O projeto estabeleceu diálogo com o setor madeireiro e estimulou a criação de uma cooperativa para reunir os pequenos produtores para realizar o manejo sustentável e futuramente obter a certificação florestal, além de buscar viabilizar o aproveitamento de resíduos da serraria que eram normalmente queimados.

“Foi o início para um entendimento, tanto que houve a possibilidade de ter queima controlada. Antes o produtor nunca era ouvido. Ele queria fazer a coisa certa, mas, para cumprir o que os decretos exigiam, acabava queimando em épocas erradas” declarou Dair Deitos, então presidente do Sindicato Rural de Alta Floresta.

O principal resultado veio cedo. Em 2000, mesmo ano em que o ICV inaugurava o escritório de Alta Floresta, o município contabilizou uma redução de 70% no número de focos de calor.

O aeroporto da cidade, que antes fechava pela baixa visibilidade causada pela fumaça no período da seca, voltou a funcionar.

O combate efetivo ao fogo, como salientou Alice, não se inicia junto com ele.

O problema, entretanto, não acabara.
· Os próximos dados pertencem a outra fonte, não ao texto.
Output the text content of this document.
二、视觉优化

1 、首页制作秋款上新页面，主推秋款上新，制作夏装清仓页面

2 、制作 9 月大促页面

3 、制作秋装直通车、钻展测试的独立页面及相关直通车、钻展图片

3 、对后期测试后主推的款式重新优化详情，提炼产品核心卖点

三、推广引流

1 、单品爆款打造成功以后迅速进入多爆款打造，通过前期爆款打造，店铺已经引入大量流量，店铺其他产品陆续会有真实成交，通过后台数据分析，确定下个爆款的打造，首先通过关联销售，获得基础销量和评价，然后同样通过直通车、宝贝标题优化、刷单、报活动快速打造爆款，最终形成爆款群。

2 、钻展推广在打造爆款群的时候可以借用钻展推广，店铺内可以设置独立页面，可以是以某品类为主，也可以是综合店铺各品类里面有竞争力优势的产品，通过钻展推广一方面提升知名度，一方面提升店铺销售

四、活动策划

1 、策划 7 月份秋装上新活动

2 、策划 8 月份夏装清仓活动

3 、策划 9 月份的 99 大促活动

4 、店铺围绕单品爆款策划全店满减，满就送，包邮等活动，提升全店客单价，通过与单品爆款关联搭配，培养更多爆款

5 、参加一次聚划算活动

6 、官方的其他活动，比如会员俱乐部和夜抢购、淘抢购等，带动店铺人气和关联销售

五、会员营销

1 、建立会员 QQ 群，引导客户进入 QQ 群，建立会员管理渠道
Em 2002, os índices voltaram a subir.

Sérgio Guimarães fez uma análise da situação no livro, onde salientava a necessidade de práticas alternativas, acesso a informação sobre a legislação, sobre acesso a crédito e melhorias na fiscalização.

“Fica mais uma vez demonstrado que a maior contribuição para a solução desses problemas virá através de políticas públicas, articuladas com iniciativas da sociedade que atendam a essas necessidades, fortaleçam uma ação regional a partir de ações locais e que consigam demonstrar na prática que a floresta em pé tem um valor econômico maior que a maioria das atividades”, escreveu para a publicação.

No artigo escrito em 2002, classificou como desafio para o ICV se dispor a continuar a participar e ampliar sua ação na região. “Em novos projetos que venham contribuir para que esse aprendizado coletivo possa ser incorporado às políticas públicas e às práticas regionais”, comentou Sérgio.

A expectativa foi atendida.

Anos depois, o ICV teria participação crucial em uma série de ações conjuntas que viabilizaram a retirada do nome de Alta Floresta da lista de municípios que mais desmatam a Amazônia.

Hoje a instituição tem ainda mais ampliada e fortalecida a sua atuação no combate aos incêndios florestais.

Realiza monitoramento e análises técnicas de dados sobre queimadas e desmatamento para os três biomas do estado, enquanto uma série de projetos implementam e melhoram métodos de produção sustentáveis junto a organizações e grupos da agricultura familiar na região norte e noroeste de Mato Grosso.

Fez os dois: alarma aos altos índices, crescentes nos últimos tempos, mas não deixa de encontrar e, principalmente, viabilizar soluções.

Em 2020, realizou uma campanha de conscientização sobre as queimadas na região norte do estado.

Logo após, diante da tragédia no bioma Pantanal, mobilizou esforços para levar ajuda às centenas de comunidades atingidas pelo fogo.

Contemplando o antes, o durante e o depois, as ações do ICV são guiadas pelo diálogo com os envolvidos na problemática e com os principais interessados numa Amazônia com floresta em pé e com qualidade de vida para seus moradores.